Over the past year, industry has driven significant advances in the capabilities of AI. As those advances have accelerated, new academic research into AI safety is required. To address this gap, the Forum and philanthropic partners are creating a new AI Safety Fund, which will support independent researchers from around the world affiliated with academic institutions, research institutions, and startups. The initial funding commitment for the AI Safety Fund comes from Anthropic, Google, Microsoft, and OpenAI, and the generosity of our philanthropic partners, the Patrick J. McGovern Foundation, the David and Lucile Packard Foundation[^footnote-1], Eric Schmidt, and Jaan Tallinn. Together this amounts to over $10 million in initial funding. We are expecting additional contributions from other partners.
Earlier this year, the members of the Forum signed on to voluntary AI commitments at the White House, which included a pledge to facilitate third-party discovery and reporting of vulnerabilities in our AI systems. The Forum views the AI Safety Fund as an important part of fulfilling this commitment by providing the external community with funding to better evaluate and understand frontier systems. The global discussion on AI safety and the general AI knowledge base will benefit from a wider range of voices and perspectives.

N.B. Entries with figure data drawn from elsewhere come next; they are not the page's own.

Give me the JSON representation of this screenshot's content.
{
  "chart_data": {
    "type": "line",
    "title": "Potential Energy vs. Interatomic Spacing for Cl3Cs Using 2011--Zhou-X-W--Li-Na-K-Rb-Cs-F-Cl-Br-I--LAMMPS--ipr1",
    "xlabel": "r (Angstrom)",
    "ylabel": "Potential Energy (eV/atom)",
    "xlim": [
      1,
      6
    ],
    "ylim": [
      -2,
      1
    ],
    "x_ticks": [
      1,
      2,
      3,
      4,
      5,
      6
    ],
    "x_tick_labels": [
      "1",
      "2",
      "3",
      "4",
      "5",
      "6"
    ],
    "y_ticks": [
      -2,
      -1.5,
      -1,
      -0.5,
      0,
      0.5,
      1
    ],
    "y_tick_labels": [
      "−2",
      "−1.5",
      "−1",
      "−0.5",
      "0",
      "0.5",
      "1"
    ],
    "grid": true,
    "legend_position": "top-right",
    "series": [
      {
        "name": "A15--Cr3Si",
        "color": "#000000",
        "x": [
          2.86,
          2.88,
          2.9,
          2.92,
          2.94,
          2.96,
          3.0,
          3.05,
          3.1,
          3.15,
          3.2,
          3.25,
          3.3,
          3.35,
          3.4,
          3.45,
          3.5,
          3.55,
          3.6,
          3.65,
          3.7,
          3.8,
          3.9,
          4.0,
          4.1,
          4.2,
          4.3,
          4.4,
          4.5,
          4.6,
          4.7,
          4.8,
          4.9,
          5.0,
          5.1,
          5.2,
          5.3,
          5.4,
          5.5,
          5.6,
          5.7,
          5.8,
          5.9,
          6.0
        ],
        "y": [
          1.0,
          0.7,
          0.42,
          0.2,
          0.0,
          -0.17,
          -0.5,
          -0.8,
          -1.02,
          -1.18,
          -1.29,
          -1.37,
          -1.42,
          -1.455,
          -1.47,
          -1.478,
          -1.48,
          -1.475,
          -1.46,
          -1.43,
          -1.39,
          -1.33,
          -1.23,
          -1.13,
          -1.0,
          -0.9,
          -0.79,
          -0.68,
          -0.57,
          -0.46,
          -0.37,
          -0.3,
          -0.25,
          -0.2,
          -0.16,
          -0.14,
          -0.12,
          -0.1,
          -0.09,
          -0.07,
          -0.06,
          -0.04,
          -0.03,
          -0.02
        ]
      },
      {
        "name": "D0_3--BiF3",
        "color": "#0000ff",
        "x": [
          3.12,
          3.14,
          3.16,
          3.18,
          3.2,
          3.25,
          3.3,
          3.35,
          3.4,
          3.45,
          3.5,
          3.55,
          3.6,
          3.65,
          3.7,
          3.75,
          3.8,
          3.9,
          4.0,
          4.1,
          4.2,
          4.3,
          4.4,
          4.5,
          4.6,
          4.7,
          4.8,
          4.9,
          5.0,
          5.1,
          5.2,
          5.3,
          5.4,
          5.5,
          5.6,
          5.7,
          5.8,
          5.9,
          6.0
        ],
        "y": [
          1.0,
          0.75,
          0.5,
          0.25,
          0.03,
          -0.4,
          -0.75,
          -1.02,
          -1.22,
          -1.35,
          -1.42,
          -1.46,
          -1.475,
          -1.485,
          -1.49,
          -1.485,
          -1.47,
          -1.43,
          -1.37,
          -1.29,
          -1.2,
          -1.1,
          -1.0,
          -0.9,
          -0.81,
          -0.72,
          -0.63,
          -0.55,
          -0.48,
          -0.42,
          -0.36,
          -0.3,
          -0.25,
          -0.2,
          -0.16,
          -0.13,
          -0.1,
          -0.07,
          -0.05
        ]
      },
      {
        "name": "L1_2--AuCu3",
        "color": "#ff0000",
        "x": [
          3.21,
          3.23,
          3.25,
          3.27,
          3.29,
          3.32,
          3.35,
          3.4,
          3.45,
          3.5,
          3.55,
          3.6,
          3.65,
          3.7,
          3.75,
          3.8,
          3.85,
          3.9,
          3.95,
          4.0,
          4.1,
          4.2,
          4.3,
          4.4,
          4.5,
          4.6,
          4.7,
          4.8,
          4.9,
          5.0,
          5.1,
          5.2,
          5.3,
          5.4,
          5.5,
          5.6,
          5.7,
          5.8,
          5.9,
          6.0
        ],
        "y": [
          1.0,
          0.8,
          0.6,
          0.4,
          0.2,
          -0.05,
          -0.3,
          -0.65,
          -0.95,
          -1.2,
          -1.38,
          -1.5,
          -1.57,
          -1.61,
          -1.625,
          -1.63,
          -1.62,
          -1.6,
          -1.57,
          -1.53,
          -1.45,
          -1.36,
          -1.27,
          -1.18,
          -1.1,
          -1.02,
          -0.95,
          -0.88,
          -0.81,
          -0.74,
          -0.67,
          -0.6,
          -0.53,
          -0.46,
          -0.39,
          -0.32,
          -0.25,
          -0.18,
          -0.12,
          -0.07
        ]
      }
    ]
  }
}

The primary focus of the Fund will be supporting the development of new model evaluations and techniques for red teaming AI models to help develop and test evaluation techniques for potentially dangerous capabilities of frontier systems. We believe that increased funding in this area will help raise safety and security standards and provide insights into the mitigations and controls industry, governments, and civil society need to respond to the challenges presented by AI systems.
The Fund will put out a call for proposals within the next few months. Meridian Institute will administer the Fund—their work will be supported by an advisory committee comprised of independent external experts, experts from AI companies, and individuals with experience in grantmaking.